AnoFox provides 5 correlation methods spanning linear (Pearson), rank-based (Spearman, Kendall), nonlinear (distance correlation), and reliability (Intraclass Correlation Coefficient with 3 model types). Distance correlation is uniquely powerful: it equals zero if and only if the two variables are statistically independent -- unlike Pearson, which only detects linear relationships. ICC supports one-way, two-way random, and two-way mixed models for inter-rater reliability assessment. All correlation functions return p-values, confidence intervals, and sample sizes alongside the correlation coefficient.
Correlation is a statistical measure that quantifies the strength and direction of the relationship between two variables.

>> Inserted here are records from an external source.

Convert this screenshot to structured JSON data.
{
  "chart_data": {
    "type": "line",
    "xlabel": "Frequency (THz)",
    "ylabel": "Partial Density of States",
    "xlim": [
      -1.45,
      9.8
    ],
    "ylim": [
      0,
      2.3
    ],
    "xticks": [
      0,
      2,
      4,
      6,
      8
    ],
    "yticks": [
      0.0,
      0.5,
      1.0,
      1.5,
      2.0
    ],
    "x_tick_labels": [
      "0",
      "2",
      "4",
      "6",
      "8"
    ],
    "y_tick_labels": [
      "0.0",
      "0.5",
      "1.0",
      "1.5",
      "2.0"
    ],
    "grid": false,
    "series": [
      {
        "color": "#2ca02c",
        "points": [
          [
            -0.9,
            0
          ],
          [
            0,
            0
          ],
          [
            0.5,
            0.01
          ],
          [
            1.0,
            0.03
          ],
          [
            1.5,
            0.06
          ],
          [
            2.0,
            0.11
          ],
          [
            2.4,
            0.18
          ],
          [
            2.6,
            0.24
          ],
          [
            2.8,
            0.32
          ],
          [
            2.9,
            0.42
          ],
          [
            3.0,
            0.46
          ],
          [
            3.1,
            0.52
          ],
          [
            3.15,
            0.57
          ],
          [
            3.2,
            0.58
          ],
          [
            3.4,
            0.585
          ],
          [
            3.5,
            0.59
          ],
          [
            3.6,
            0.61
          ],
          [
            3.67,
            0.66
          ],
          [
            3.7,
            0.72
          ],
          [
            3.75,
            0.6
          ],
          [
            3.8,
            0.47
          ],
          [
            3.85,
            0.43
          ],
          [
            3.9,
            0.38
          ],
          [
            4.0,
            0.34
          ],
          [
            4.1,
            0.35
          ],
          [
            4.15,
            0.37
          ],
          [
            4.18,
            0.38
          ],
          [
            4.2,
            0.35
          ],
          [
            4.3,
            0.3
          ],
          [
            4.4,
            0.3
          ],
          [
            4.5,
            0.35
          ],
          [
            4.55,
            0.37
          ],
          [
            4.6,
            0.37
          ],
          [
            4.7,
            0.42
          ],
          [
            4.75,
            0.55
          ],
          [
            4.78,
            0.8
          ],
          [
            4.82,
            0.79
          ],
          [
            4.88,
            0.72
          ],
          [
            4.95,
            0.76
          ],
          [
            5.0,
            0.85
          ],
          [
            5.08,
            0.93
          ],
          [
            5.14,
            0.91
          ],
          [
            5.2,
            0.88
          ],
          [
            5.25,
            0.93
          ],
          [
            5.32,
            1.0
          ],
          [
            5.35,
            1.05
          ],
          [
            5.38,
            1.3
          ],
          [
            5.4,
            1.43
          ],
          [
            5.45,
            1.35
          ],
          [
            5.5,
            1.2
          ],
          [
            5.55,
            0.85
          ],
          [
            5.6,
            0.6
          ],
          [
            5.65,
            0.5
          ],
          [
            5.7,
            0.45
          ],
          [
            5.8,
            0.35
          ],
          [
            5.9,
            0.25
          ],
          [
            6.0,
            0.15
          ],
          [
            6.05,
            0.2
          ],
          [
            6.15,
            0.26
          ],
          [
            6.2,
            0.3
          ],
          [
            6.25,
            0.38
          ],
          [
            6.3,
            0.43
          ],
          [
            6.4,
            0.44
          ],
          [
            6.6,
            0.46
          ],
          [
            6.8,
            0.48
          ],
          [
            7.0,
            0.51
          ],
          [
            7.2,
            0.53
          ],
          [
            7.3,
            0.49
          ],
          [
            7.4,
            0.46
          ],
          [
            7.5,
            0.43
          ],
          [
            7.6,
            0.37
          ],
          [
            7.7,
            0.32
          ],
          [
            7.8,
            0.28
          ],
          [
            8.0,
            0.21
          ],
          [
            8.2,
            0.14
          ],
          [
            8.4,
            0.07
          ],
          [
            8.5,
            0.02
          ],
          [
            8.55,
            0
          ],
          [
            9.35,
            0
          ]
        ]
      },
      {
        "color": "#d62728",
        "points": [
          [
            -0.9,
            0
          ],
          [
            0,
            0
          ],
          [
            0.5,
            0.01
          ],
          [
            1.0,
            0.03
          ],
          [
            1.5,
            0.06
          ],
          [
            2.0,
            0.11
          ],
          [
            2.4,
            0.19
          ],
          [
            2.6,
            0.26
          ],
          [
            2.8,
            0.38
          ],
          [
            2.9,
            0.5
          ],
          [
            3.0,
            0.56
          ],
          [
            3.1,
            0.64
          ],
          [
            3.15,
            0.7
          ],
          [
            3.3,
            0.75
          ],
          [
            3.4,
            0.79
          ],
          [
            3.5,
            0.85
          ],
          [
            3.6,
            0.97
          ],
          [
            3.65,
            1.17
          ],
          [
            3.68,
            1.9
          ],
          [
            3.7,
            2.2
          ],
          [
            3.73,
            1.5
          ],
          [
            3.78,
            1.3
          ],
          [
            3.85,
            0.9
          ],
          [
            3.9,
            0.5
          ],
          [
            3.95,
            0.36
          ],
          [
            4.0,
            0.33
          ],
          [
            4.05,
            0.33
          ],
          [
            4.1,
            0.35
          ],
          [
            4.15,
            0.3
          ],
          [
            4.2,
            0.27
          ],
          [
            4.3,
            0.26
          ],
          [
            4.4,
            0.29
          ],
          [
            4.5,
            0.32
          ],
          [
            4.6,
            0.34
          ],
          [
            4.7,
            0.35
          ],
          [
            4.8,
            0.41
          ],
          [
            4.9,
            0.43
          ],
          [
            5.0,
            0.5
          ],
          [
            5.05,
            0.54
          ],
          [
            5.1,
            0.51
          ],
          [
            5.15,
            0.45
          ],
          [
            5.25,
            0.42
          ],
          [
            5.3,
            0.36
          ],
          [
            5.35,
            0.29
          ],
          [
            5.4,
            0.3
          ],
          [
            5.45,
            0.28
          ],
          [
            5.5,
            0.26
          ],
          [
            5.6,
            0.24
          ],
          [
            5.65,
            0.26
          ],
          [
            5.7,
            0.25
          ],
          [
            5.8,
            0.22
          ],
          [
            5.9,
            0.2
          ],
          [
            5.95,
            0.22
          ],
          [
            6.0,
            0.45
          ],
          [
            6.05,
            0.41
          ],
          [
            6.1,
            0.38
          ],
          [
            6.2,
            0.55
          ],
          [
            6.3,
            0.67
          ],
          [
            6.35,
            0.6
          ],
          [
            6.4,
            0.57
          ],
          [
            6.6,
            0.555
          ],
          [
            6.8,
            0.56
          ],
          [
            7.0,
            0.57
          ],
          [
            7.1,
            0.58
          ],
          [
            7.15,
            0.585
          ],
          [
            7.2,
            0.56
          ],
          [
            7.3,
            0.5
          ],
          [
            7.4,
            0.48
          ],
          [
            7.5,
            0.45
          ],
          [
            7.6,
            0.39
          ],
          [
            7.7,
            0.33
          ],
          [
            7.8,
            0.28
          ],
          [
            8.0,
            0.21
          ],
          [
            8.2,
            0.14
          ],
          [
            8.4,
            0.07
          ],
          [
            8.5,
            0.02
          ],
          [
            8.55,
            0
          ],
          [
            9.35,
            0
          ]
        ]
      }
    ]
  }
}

A correlation of +1 indicates a perfect positive relationship, -1 a perfect negative relationship, and 0 no relationship. Different correlation methods capture different types of relationships: linear (Pearson), monotonic (Spearman, Kendall), or general dependence (distance correlation).
Linear Correlation
Pearson Correlation
Linear correlation with significance test.
Parameters
| Parameter | Type | Required | Default | Description |
|---|
x | DOUBLE | Yes | - | First variable |
y | DOUBLE | Yes | - | Second variable |
options | MAP | No | - | Configuration options |
Output
| Field | Type | Description |
|---|
r | DOUBLE | Pearson correlation (-1 to 1) |
p_value | DOUBLE | p-value |
t_statistic | DOUBLE | t-statistic |
ci_lower | DOUBLE | CI lower bound |
ci_upper | DOUBLE | CI upper bound |
n | BIGINT | Sample size |
Example
SELECT anofox_stats_pearson_agg(x, y) as result
FROM data;
Interpretation:
| r value | Strength |
|---|
| 0.0 - 0.3 | Weak |
| 0.3 - 0.7 | Moderate |
| 0.7 - 1.0 | Strong |
Rank Correlations
Spearman Rank Correlation
Monotonic relationship (robust to outliers).
Parameters
| Parameter | Type | Required | Default | Description |
|---|
x | DOUBLE | Yes | - | First variable |
y | DOUBLE | Yes | - | Second variable |
options | MAP | No | - | Configuration options |
Output
| Field | Type | Description |
|---|
rho | DOUBLE | Spearman's rho |
p_value | DOUBLE | p-value |
n | BIGINT | Sample size |
Example
SELECT anofox_stats_spearman_agg(x, y) as result
FROM data;
Kendall's Tau
Rank correlation (handles ties well).
Parameters
| Parameter | Type | Required | Default | Description |
|---|
x | DOUBLE | Yes | - | First variable |
y | DOUBLE | Yes | - | Second variable |
options | MAP | No | - | Configuration options |
Output
| Field | Type | Description |
|---|
tau | DOUBLE | Kendall's tau |
p_value | DOUBLE | p-value |
n | BIGINT | Sample size |
Example
SELECT anofox_stats_kendall_agg(x, y) as result
FROM data;
Nonlinear Correlation
Distance Correlation
Detects nonlinear relationships using the distance correlation measure.
Parameters
| Parameter | Type | Required | Default | Description |
|---|
x | DOUBLE | Yes | - | First variable |
y | DOUBLE | Yes | - | Second variable |
Output
| Field | Type | Description |
|---|
dcor | DOUBLE | Distance correlation (0 to 1) |
dcov | DOUBLE | Distance covariance |
n | BIGINT | Sample size |
Example
SELECT anofox_stats_distance_cor_agg(x, y) as result
FROM data;
Key property: Distance correlation = 0 if and only if X and Y are independent (unlike Pearson which only detects linear relationships).
Reliability Measures
Intraclass Correlation (ICC)
Reliability/agreement between raters.
Parameters
| Parameter | Type | Required | Default | Description |
|---|
value | DOUBLE | Yes | - | Rating value |
rater_id | INTEGER | Yes | - | Rater identifier |
subject_id | INTEGER | Yes | - | Subject identifier |
options | MAP | No | - | Model configuration |
Options MAP:
| Option | Type | Default | Description |
|---|
model | VARCHAR | two_way_random | one_way, two_way_random, two_way_mixed |
Example
SELECT anofox_stats_icc_agg(
value,
rater_id,
subject_id,
MAP {'model': 'two_way_random'}
) as result
FROM rating_data;
Interpretation:
| ICC value | Reliability |
|---|
| < 0.5 | Poor |
| 0.5 - 0.75 | Moderate |
| 0.75 - 0.9 | Good |
| > 0.9 | Excellent |
Choosing a Correlation Method
| Scenario | Recommended |
|---|
| Linear relationship, normal data | Pearson |
| Outliers present | Spearman |
| Ordinal data | Spearman or Kendall |
| Many ties | Kendall |
| Nonlinear relationship | Distance Correlation |
| Rater agreement | ICC |